When faced with the realization that his decision making had led to hundreds of thousands of wasted dollars he could not admit to his mistakes. Vaitla’s pride and ambition deafens him to the tears and pleas of the neighborhood parents. Davis’ strength and folly lies with smart, energetic individuals thinking they can solve problems they only superficially understand. 3 council members have compassion for the tax paying families of Davis manor. They all seem to be scrambling and embarrassed to have the squandered funds laid bare for all to see. It seems like we have 3 full time staff chasing a dozen street people all over Davis attempting to “warmly”’hand them off to the excellent case managers at turning point to the tune of 500k a year. Disgraceful.
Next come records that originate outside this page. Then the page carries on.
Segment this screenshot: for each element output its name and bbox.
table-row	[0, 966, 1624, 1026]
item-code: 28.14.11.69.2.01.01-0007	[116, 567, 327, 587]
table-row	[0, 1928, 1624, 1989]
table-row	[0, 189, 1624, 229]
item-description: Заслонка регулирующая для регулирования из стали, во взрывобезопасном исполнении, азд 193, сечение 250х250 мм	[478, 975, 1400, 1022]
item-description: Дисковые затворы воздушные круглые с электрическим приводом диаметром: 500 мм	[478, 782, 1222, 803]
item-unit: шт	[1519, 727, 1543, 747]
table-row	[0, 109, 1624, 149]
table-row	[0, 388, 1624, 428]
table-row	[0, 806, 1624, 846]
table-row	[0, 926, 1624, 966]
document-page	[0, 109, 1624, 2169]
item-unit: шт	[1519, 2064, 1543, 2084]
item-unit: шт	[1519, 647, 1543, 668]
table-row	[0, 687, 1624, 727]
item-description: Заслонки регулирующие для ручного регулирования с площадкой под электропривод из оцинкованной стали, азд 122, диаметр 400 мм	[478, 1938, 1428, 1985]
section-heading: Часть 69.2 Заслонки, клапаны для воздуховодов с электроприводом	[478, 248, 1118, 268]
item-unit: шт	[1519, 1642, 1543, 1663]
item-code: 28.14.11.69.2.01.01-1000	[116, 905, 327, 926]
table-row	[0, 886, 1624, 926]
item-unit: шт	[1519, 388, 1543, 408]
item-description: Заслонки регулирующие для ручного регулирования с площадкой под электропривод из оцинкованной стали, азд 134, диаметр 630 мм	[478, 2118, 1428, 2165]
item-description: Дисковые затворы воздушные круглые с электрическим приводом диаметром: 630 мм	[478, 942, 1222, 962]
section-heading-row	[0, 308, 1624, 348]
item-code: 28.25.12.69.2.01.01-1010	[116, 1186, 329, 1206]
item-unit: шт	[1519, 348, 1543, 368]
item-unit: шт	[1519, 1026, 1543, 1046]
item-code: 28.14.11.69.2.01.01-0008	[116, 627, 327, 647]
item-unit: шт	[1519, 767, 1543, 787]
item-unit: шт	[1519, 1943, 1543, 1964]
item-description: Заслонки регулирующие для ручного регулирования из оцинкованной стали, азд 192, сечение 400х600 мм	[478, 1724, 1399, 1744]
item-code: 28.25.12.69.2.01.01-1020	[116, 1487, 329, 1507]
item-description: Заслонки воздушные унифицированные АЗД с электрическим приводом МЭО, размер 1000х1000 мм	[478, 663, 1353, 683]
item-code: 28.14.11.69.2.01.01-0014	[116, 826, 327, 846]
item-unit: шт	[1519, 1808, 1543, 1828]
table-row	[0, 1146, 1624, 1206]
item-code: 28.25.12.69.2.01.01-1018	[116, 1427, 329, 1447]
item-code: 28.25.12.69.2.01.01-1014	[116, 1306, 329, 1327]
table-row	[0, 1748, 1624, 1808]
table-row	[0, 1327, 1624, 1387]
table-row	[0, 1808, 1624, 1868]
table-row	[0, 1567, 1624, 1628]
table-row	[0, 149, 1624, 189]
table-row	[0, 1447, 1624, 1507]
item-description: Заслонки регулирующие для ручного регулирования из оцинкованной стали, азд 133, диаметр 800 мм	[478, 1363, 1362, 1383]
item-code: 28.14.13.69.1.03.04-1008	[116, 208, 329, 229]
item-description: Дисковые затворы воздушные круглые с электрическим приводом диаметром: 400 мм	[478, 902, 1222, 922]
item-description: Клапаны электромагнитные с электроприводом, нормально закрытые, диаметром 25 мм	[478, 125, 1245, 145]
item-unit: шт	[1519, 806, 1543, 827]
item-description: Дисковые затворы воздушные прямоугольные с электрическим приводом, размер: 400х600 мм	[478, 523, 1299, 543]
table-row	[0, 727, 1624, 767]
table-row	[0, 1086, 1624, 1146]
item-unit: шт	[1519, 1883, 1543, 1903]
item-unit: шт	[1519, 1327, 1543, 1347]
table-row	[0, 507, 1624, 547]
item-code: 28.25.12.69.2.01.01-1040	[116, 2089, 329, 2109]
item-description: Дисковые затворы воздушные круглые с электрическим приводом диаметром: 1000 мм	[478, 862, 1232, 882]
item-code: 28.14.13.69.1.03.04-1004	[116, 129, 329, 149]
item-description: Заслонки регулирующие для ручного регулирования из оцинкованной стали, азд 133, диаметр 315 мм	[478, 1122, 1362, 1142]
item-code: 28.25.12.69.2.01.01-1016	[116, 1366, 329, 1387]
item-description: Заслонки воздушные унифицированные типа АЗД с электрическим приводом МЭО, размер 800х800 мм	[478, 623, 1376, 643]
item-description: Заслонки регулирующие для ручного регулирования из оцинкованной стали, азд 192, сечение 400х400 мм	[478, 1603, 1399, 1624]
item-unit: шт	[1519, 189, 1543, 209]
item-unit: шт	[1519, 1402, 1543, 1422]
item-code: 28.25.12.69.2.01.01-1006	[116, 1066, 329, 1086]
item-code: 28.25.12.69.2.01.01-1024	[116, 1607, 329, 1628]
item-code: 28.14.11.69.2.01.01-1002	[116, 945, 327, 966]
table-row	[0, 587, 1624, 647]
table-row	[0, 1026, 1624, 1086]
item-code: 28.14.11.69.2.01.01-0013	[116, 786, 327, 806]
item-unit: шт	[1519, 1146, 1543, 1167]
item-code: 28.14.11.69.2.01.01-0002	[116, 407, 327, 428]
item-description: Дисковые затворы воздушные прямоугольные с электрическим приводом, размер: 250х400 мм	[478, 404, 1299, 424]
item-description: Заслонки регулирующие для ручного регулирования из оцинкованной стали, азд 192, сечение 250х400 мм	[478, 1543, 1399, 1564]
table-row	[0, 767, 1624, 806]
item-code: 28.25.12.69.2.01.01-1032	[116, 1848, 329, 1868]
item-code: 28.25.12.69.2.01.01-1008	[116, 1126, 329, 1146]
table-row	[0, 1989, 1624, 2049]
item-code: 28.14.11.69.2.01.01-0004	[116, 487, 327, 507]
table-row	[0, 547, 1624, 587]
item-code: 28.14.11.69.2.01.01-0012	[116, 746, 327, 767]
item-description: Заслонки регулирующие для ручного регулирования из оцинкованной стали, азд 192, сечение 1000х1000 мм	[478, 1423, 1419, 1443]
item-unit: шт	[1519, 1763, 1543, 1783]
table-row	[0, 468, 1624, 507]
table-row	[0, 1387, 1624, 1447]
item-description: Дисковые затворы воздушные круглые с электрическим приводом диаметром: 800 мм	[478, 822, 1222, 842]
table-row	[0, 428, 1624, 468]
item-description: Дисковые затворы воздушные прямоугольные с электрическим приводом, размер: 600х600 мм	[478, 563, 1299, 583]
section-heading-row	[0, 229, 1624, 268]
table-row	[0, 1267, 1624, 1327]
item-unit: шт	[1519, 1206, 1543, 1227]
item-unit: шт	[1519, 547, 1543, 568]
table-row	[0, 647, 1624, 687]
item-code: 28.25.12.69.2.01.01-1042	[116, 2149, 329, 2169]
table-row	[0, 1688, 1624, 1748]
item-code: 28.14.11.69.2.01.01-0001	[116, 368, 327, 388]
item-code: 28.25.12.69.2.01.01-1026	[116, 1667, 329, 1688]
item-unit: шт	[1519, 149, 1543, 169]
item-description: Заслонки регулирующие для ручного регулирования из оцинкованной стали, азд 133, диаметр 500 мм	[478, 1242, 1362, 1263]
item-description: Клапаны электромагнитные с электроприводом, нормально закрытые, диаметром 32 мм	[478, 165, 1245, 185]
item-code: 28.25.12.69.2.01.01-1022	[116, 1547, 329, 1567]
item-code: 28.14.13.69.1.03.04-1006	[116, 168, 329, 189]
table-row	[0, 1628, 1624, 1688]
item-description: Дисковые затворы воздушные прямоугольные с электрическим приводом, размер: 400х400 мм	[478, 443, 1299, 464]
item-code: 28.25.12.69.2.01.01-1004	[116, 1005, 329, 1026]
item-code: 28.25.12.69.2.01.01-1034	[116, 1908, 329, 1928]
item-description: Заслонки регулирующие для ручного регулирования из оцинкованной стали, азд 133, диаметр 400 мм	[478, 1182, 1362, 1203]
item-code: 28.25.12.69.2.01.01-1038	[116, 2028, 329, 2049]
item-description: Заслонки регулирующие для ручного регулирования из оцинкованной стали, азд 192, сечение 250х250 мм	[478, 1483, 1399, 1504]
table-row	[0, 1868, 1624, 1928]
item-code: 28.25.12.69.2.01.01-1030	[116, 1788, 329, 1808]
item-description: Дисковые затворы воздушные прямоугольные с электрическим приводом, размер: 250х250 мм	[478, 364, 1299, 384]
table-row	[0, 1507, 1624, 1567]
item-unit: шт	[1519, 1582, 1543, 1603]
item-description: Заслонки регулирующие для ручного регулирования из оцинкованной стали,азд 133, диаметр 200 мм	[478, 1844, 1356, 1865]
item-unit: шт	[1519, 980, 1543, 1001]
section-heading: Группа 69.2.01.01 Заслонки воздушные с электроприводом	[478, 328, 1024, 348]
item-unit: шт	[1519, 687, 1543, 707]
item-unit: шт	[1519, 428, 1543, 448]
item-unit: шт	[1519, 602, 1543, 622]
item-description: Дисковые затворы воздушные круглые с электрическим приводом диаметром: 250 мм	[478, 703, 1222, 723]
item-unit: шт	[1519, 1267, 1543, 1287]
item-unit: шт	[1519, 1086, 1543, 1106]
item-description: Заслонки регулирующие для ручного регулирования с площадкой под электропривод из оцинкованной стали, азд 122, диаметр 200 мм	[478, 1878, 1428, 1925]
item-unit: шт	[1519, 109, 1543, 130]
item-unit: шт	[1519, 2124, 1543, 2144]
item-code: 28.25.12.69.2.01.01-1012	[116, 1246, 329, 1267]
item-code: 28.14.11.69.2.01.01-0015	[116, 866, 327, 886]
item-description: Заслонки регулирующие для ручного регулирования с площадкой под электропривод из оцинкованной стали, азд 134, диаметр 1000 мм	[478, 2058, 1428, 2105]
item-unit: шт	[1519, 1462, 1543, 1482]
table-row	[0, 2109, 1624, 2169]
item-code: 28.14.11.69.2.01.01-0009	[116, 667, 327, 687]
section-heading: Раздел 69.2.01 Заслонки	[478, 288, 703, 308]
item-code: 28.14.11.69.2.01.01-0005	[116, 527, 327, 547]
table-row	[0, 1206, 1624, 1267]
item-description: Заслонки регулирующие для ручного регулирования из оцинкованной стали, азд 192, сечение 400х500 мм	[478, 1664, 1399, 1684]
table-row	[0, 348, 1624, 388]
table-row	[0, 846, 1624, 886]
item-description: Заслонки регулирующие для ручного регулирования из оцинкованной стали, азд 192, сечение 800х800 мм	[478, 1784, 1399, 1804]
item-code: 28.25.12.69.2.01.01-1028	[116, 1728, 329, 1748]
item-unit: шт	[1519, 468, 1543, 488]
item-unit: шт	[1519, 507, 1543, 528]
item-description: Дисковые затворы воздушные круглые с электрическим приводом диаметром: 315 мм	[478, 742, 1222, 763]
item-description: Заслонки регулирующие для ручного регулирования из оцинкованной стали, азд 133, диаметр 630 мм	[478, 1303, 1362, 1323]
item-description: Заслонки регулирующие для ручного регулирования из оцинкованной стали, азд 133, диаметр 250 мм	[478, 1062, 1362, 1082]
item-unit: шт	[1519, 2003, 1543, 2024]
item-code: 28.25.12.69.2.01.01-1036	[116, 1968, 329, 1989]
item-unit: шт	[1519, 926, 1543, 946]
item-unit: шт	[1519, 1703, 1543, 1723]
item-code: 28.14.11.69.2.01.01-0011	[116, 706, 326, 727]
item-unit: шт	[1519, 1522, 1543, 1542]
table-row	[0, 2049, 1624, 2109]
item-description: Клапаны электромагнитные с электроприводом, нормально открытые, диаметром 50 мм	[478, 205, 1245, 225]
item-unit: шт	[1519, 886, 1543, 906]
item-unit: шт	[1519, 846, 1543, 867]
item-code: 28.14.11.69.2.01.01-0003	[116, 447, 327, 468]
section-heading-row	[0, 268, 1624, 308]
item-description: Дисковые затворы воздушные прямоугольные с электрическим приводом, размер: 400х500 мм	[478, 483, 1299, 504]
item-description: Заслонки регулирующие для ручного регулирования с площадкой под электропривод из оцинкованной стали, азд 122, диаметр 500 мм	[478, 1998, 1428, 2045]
I liked that after one commenter at the meeting put poop on the floor and there was an adjournment to clean it up. The speaker just after the clean-up remarked at how quickly the s—t (feces) was addressed by the mayor, but how slow the council was in addressing such s—t (feces) being deposited in the yards of Davis Manor residents.
I love it. Now I have to checkout the CC meeting video to see who did that.
I have a hunch who it might be,
I just watched the video, my hunch was right.
Well played my friend.
For the record, it was a Reeses Peanut Butter candy — smashed to the tune of the “Singing in the Rain” scene from “Clockwork Orange”, on a cardboard sheet, not the floor. I apologized to the Council for the disruption (not the bit itself), as apparently a recess was called to address crumbs that required a quick sweeping.
Some apparently thought it was real (like the spaceships in War of the Worlds?), but I’m a bit unsure if that was itself theater, as the people yelling “Oh my God, is that real poop!?” spoke against the neighbors expressing concern about the Respite Center’s impact on the neighborhood.